Эти машины отец получил почти перед самой войной. Их было три: машина для обрезки книг с трех сторон, машина для резки картона и машина для пошива тетрадей. В торговых рядах на базаре отец снял в аренду лавку и установил там все три машины. Договорившись со своими друзьями по артели маляров, отец набрал необходимое количество рабочих и, таким образом, создал свое дело — переплетный цех. Теперь жизнь у отца с матерью пошла еще веселей. Когда была работа для маляров — отец малярничал, а когда не было малярной работы — отец становился переплетчиком. Теперь он был обеспечен работой на целый год. Нашлась работа и для мамы. Она каждый день готовила обед на всех переплетчиков. Жизнь пошла, как говорится, лучше и не надо. В домашнем альбоме лежит общая фотография: все рабочие переплетной мастерской. Среди них одна женщина — моя мама. В центре фотографии выделяется представительный старик с длинной бородой. Это патриарх рода Старобинских, отец большой рабочей семьи. Они жили на нижегородской улице, на краю заливного луга между Днепром и Друтью. Во время разлива рек дом их подолгу стоял окруженный водой. Вся семья временно переселялась, а этот старик с бородой продолжал там жить, пробираясь в дом по кладкам над водой. Когда Ефрем, мамин старший брат, женился на девушке Фруме из рода Старобинских, то мы приобрели дальние родственные связи со всеми Старобинскими.

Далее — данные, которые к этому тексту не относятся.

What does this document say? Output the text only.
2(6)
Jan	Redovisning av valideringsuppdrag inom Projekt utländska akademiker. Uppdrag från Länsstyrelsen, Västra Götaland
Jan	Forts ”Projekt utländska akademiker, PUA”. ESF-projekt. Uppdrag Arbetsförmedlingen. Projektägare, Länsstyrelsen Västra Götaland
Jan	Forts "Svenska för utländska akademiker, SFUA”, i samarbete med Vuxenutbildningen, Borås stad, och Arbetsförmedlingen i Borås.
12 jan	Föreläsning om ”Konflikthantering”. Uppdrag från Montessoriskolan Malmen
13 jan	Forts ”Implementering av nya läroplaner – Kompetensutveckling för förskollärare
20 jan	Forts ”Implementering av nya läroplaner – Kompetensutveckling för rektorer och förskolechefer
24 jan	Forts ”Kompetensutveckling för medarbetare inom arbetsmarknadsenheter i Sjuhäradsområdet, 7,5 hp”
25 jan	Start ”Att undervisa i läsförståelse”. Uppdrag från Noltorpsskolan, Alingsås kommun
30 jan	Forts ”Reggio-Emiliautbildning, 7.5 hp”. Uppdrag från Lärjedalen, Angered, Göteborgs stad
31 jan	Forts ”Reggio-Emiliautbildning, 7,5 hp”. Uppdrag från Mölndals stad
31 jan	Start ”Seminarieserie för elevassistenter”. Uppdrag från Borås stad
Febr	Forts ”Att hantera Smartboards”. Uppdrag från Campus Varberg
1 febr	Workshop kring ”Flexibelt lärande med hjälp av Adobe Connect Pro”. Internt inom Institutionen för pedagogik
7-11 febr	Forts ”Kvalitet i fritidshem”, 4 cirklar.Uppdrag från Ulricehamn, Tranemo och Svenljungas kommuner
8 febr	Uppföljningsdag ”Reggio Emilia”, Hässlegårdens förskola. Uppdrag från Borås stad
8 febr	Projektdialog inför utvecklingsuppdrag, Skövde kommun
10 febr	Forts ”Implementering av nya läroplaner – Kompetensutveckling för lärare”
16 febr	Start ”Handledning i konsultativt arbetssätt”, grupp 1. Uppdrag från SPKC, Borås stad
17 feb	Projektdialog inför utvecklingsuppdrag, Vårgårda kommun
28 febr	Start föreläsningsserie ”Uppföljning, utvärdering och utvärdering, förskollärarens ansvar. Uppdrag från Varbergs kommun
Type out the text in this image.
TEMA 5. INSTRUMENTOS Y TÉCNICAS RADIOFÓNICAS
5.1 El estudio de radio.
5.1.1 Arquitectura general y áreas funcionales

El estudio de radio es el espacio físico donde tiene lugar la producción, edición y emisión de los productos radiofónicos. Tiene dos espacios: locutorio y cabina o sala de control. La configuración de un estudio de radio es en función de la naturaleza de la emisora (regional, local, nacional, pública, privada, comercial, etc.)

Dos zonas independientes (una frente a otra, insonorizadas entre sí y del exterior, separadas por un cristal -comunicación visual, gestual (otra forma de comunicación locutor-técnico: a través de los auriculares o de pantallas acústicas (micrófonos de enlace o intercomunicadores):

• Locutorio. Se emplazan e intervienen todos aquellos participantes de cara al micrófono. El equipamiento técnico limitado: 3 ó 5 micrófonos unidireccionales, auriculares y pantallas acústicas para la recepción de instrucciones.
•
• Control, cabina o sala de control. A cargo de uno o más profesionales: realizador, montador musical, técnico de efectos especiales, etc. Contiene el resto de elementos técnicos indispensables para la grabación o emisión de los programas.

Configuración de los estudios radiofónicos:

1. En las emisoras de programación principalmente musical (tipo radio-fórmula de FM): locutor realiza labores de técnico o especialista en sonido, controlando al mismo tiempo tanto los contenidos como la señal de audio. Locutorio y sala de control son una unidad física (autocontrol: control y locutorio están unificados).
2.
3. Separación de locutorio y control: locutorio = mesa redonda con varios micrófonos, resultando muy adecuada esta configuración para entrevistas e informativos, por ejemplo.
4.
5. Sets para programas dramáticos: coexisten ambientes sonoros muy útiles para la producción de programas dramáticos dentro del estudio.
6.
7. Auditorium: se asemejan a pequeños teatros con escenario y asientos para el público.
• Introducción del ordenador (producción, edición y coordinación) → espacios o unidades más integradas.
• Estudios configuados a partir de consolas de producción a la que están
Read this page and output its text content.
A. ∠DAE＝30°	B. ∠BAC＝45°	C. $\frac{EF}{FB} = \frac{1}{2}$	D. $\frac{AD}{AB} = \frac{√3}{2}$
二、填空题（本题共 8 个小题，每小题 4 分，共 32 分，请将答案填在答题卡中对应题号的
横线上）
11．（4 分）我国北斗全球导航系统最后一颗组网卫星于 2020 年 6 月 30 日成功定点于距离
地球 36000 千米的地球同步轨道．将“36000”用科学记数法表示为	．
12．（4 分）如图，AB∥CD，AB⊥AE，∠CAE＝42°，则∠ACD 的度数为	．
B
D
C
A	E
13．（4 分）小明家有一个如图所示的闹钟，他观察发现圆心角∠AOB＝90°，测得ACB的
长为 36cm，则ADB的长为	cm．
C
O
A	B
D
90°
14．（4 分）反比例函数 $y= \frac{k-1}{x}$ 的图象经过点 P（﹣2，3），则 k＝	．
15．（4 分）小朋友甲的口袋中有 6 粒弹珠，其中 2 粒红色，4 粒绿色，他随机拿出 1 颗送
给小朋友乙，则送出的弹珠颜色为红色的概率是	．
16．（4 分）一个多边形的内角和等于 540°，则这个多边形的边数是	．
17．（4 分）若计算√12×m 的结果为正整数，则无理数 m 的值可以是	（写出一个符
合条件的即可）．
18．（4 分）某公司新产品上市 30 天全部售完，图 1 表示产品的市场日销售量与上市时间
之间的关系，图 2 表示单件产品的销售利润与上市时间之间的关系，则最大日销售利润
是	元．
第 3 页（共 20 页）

Мама часто рассказывала, что все рабочие переплетной мастерской жили и работали, как одна дружная семья. Однако, это благополучие в их семье длилось совсем недолго. Как говорит мама:"Беднякам пробиваться в богачи — это не так легко, как печь калачи. Пустая трата сил и времени". Началась империалистическая война, и отца забрали в армию. Мама вместо отца пошла работать в переплетную мастерскую. Вскоре она родила дочь, мою старшую сестру Соню. Чтобы иметь возможность продолжать работу, мама вызвала к себе старшую сестру отца Сарру, одинокую вдову, живущую в Быхове. Тетя Сарра переехала к нам и стала нянькой на многие годы. Так они и жили.
После февральской революции отец вернулся домой и опять стал работать, как и прежде: и маляром, и переплетчиком. Ввиду того, что их уже стало четверо, они перешли на квартиру в дом напротив, к кузнецу Гольдбергу. Там они снимали две комнаты. Жизнь их опять входила в нормальную колею. Отец вызвал в Рогачев из Быхова своего младшего брата Володю и устроил его учеником в переплетную мастерскую. Ссуду за машины, взятую в банке, отец выплатить так и не успел. Грянула Октябрьская революция, и банк закрылся, а его хозяева куда-то исчезли.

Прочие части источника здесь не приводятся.